SpaceX CEO Elon Musk said the company’s enormous Starship rocket will be ridiculously cheap to get into orbit at the first-ever US Air Force Space Pitch Day, a two-day event for the military arm to talk to non-traditional companies and enterprises.
According to Space.com, Musk said during an event, “If you consider operational costs, maybe it’ll be around $2 million.” “This is much smaller than even a miniature rocket, so it has to be built.”
While that sounds like a lot, it’s a tiny fraction of what existing missions cost: NASA pays an average of $152 million per launch, which means that, if Musk is correct, SpaceX will be able to launch freight and people into orbit for 1.3 percent of what NASA is currently paying.
SpaceX intends to launch the massive Starship rocket into orbit and beyond, carrying up to 100 people.
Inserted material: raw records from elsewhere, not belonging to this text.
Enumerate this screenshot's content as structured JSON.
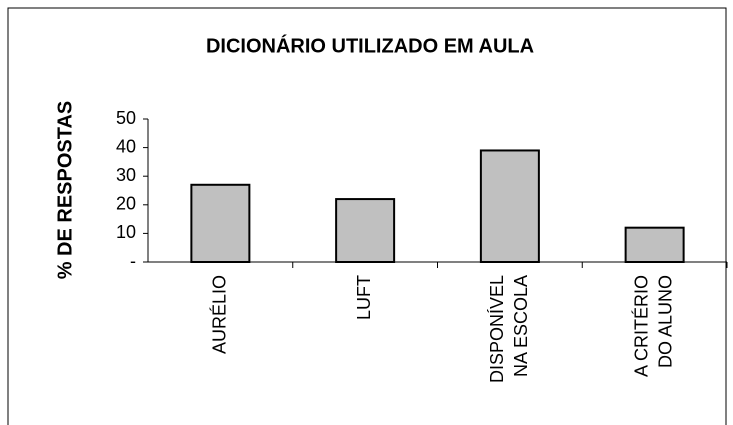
{
  "chart_data": {
    "type": "bar",
    "title": "DICIONÁRIO UTILIZADO EM AULA",
    "y_label": "% DE RESPOSTAS",
    "categories": [
      "AURÉLIO",
      "LUFT",
      "DISPONÍVEL\nNA ESCOLA",
      "A CRITÉRIO\nDO ALUNO"
    ],
    "values": [
      27,
      22,
      39,
      12
    ],
    "color": "#c0c0c0",
    "ylim": [
      0,
      50
    ],
    "yticks": [
      {
        "value": 0,
        "label": "-"
      },
      10,
      20,
      30,
      40,
      50
    ],
    "grid": false
  }
}
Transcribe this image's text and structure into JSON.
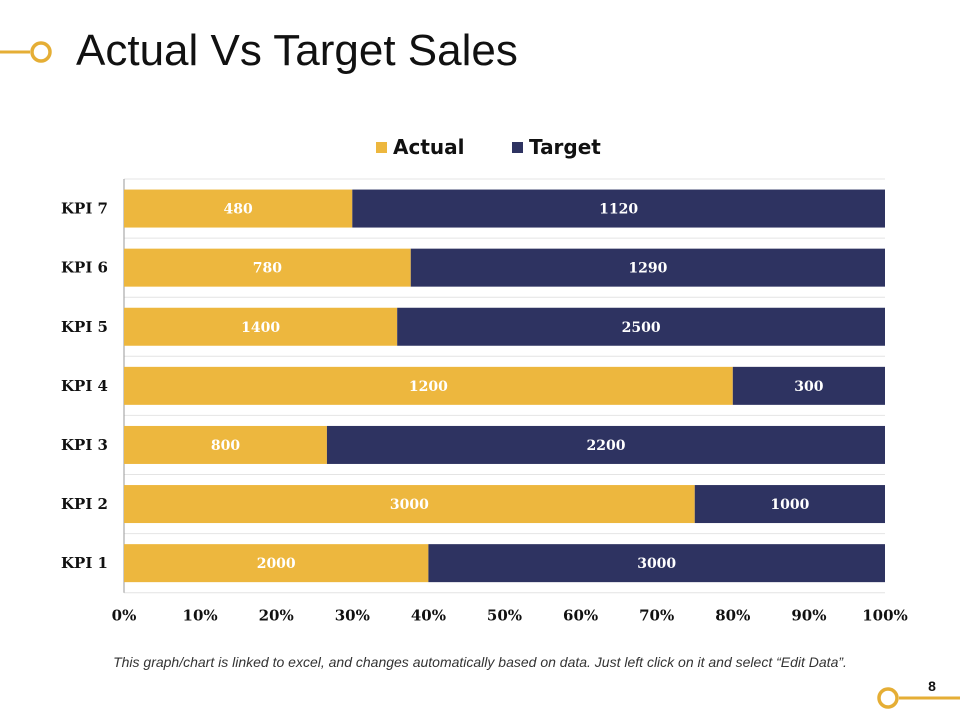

Within the next ten years, the business plans to develop a system that could transport up to 1,000 passengers from one city to another on the same rocket.
It is an incredibly lofty goal. Despite falling costs due to improved reusability, a launch of SpaceX’s much smaller workhorse rocket Falcon 9 costs $62 million, more than thirty times Musk’s quoted Starship launch price.
Is this to imply that Musk conjured up the $2 million figure out of thin air? Maybe. According to Space.com, Musk stated at the Air Force event that he undertakes “zero market research whatsoever.”